I don’t know how LDAP works and so if anyone is interested in this and wants to have this, and there to make it work but then need some help on how to integrate with external authentication providers.

Questions

Q: (Martin Fick – Qualcomm) How do you envision this working by knowing Projects and Branches that users can use and be doing in a performant way in case they can’t read most of the information on the server?

A: The ACL filtering can cache that information, and my idea is that all pre-loading of ACLs can be cached to whether the user has access to it or not.

Q: So only at the repository level? Not at the branch level?

A: So this check access endpoint, I added it because we had people misconfiguring their Gerrit server leading to confidential data being leaked. People should test this so I made it so that people can pre-verify that people had no access to it has support for branches as well, but that part has been left off the slides though.

Q: So from a performance standpoint. Suppose you have a large amount of stuff you can’t see, would you be taking into account what you is authorized to see before you run the query?

A: Yes, it happens before the query goes into the index. So if the person has no access to it, you skip the search for the piece of data that person has no access to it.

Q: So if on the other side they have access to a lot of things and a lot of refs, then the filtering may be slow on the frontend.
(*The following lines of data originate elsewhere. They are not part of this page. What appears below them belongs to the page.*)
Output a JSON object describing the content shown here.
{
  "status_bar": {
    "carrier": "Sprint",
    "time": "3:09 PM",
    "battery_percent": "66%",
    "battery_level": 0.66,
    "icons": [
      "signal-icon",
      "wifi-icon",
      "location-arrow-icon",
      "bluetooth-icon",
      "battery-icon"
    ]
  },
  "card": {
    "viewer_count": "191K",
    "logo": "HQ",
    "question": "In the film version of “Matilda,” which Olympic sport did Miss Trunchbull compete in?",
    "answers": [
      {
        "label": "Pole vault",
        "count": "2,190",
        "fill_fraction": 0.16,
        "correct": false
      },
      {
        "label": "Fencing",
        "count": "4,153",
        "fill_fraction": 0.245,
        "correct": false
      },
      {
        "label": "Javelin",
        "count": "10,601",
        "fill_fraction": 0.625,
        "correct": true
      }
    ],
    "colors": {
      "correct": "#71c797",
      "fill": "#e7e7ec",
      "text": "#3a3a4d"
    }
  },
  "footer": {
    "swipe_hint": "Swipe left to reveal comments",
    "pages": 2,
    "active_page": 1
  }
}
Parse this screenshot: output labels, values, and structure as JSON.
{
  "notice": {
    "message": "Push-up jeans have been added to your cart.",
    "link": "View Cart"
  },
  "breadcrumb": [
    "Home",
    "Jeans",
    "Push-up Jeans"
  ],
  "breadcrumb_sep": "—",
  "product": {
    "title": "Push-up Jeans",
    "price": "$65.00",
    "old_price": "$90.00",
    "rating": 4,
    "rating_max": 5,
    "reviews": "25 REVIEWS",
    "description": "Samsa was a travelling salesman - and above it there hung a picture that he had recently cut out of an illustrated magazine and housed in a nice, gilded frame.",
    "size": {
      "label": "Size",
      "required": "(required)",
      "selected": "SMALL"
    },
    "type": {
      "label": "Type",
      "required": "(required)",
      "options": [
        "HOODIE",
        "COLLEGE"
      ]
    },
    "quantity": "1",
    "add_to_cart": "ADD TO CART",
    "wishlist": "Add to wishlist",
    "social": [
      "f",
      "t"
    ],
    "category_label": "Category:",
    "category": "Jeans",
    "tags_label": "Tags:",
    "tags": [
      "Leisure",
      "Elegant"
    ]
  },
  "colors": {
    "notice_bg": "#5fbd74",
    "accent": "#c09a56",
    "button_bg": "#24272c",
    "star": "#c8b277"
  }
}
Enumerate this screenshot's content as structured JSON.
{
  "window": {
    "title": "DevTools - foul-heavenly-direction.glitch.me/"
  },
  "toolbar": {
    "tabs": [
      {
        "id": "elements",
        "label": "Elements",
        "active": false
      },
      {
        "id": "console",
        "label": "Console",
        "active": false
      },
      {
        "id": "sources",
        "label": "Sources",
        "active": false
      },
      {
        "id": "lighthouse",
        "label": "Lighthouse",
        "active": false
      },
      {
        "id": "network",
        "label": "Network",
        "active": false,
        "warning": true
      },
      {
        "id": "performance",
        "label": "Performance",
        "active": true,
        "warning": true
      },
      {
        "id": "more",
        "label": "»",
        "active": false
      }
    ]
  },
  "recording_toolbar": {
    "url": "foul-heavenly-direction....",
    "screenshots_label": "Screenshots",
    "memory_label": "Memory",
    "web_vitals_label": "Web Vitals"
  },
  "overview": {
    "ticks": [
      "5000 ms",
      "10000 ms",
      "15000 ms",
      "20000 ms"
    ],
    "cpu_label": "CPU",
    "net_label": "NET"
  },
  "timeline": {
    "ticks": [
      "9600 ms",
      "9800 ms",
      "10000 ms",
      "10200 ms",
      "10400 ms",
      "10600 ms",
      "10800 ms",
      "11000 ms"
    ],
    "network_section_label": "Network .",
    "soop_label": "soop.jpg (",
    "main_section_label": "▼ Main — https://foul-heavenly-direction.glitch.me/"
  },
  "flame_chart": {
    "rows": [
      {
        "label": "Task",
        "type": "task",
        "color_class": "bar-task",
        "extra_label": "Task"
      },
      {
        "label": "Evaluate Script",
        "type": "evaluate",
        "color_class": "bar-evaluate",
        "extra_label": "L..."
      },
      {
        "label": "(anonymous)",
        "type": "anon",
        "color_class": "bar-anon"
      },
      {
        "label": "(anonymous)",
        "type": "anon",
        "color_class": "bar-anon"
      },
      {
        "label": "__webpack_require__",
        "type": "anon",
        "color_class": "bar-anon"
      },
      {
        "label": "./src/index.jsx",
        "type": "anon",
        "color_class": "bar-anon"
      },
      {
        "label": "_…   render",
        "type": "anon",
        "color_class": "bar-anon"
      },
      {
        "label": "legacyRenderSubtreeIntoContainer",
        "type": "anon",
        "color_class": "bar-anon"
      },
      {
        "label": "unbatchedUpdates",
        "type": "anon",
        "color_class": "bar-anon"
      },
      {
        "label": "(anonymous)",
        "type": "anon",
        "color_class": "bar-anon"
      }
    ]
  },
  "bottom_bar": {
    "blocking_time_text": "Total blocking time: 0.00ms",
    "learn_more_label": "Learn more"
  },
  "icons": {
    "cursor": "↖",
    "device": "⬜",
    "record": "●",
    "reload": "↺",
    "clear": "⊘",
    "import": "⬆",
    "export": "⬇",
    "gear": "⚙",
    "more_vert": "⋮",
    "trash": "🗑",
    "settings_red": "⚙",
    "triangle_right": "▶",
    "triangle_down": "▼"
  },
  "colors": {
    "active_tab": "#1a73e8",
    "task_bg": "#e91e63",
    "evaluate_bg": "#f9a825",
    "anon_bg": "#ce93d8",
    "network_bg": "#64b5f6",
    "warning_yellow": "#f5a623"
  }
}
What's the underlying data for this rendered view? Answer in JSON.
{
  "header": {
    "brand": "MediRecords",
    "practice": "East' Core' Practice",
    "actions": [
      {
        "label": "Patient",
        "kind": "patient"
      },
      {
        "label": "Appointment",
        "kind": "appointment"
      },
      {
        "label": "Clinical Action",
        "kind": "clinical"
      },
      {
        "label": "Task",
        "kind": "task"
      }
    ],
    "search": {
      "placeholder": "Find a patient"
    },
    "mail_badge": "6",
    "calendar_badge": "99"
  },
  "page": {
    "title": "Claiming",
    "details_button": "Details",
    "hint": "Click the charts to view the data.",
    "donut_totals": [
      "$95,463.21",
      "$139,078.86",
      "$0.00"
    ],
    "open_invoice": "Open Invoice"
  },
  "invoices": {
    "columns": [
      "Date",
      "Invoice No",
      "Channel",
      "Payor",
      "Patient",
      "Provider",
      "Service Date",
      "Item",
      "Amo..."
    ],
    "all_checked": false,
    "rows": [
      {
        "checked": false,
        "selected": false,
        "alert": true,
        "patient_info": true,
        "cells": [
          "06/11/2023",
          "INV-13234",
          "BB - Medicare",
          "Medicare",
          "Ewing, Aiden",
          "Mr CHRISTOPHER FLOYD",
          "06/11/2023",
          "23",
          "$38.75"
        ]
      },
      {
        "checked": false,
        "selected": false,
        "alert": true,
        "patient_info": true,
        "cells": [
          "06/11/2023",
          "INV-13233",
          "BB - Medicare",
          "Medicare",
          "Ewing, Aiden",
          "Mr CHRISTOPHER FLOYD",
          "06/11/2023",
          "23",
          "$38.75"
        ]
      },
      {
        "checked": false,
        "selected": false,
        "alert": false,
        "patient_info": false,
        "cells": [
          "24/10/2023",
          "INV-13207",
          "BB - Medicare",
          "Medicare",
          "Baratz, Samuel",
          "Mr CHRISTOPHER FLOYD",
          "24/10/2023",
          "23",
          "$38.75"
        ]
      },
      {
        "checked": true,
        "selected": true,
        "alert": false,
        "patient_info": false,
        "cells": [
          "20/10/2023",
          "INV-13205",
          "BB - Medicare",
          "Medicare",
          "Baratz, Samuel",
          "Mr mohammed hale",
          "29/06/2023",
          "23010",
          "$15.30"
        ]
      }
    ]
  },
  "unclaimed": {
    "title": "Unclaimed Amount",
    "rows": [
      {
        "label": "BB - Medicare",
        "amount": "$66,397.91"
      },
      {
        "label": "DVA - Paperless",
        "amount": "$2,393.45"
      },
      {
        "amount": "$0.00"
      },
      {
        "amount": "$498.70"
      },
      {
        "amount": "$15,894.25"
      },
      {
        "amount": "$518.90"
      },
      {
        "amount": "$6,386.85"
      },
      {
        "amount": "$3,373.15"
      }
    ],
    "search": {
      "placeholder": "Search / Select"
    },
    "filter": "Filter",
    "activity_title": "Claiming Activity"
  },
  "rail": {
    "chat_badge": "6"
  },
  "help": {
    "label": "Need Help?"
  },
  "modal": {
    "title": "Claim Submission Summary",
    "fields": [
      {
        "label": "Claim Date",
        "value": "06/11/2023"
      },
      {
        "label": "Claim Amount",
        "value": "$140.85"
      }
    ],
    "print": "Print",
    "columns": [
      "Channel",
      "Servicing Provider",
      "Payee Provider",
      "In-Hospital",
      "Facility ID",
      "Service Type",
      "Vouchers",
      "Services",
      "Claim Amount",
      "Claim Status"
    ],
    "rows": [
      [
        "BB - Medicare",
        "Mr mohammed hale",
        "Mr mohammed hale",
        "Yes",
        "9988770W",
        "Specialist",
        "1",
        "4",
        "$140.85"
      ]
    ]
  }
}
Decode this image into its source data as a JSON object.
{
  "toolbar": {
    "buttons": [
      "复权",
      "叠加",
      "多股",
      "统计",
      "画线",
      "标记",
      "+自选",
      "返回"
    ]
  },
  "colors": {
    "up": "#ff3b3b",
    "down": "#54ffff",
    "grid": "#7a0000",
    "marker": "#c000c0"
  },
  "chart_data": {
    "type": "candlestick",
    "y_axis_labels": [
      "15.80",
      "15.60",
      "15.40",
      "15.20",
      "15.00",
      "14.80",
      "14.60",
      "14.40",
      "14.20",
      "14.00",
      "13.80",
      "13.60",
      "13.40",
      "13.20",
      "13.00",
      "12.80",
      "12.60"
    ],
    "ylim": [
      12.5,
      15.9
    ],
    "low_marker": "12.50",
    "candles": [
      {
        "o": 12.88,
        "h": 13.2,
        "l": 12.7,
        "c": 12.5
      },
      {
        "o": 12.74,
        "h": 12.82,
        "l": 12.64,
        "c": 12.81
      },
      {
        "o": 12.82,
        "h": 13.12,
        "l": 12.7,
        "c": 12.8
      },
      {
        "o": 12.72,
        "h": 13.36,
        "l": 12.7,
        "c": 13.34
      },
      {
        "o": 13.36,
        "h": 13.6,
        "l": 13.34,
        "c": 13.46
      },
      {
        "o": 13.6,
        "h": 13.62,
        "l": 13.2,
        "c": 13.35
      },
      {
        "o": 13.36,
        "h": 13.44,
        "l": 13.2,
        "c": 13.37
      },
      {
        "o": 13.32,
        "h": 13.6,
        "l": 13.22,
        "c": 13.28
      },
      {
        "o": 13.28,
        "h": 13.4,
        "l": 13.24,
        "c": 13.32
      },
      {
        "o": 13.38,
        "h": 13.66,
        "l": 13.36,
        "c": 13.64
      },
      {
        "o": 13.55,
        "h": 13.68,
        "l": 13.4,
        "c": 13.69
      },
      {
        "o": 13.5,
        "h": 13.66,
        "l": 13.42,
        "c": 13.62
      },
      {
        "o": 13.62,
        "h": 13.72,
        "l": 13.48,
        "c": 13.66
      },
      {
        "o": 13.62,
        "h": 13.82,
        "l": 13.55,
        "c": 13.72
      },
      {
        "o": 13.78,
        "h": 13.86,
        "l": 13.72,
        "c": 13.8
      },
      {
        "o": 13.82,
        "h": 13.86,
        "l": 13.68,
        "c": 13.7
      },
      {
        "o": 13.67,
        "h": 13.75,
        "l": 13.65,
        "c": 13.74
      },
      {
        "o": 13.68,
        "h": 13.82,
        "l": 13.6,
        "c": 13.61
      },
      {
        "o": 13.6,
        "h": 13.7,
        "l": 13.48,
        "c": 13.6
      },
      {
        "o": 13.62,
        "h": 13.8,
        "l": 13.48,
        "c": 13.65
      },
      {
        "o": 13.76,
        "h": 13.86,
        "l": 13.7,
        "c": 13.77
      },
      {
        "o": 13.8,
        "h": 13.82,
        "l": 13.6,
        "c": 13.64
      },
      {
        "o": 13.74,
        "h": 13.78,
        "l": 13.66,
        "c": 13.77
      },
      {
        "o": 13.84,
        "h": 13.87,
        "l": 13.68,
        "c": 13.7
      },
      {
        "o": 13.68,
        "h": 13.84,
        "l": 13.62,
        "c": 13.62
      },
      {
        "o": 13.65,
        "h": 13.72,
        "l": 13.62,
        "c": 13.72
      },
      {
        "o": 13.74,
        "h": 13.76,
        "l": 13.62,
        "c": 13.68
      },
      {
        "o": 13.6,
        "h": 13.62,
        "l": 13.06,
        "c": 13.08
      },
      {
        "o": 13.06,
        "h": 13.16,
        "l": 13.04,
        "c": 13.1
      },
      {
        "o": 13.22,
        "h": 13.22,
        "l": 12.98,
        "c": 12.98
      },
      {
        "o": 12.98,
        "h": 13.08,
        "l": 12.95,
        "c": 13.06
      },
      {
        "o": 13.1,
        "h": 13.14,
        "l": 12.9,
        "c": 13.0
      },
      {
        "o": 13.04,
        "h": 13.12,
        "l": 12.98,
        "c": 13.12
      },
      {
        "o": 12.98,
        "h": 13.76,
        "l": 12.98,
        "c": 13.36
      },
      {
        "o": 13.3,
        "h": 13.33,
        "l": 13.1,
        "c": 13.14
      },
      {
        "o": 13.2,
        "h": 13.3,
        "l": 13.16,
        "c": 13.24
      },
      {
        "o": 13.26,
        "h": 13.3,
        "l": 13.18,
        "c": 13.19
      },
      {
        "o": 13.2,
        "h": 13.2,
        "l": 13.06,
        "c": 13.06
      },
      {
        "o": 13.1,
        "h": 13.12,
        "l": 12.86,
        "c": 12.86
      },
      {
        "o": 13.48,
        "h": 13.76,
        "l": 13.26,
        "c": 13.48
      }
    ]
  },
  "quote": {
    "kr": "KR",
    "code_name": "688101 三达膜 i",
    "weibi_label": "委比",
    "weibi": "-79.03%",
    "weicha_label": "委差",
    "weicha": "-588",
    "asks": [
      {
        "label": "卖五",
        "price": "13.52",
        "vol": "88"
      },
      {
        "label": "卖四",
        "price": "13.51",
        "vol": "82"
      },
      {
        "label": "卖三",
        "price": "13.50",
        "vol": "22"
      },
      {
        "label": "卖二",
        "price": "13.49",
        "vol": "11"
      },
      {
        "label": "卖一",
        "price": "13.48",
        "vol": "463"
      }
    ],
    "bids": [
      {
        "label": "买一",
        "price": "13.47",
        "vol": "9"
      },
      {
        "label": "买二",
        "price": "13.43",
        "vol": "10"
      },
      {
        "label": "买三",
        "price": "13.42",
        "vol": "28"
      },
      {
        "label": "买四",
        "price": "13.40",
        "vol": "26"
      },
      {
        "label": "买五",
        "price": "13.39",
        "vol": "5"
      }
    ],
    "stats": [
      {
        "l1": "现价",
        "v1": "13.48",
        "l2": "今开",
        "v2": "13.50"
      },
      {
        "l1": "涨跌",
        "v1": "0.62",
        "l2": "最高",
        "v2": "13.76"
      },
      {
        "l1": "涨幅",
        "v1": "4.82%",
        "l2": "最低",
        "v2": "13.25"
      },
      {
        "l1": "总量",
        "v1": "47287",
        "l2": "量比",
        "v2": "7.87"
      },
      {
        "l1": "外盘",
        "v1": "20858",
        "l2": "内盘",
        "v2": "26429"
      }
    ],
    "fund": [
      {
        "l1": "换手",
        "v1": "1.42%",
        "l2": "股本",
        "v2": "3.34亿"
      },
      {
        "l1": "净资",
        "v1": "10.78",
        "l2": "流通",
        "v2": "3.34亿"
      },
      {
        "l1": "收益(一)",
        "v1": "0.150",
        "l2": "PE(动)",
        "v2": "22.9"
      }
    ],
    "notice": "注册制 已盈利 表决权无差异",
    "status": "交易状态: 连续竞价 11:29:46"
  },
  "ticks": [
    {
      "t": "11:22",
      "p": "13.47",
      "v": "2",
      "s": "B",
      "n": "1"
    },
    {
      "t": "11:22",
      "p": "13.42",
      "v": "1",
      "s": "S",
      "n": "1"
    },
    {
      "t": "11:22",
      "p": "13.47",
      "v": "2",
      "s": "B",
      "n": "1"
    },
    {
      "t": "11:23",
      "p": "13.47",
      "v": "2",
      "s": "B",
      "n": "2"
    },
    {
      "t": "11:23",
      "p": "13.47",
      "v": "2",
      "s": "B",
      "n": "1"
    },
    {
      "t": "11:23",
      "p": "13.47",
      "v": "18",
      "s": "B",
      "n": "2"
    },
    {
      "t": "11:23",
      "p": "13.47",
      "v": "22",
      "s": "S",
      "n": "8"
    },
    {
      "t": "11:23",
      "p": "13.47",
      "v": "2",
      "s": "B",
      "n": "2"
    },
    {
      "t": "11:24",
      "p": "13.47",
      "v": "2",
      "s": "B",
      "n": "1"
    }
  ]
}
A: Wow, this is basically what I have implemented in two days. Real life tests would be helpful. I would love people to try out and tell me how well it performs, so, let me know.

Q: So, does that mean that index is done once and access control is done afterward. So that indexing is not dependant on the access.

A: The indexing is usually done off-line on a cronjob because it generates a lot of data. The entire point of the indexing is to make the online search queries very fast and not doing the indexing when the person is looking for the document.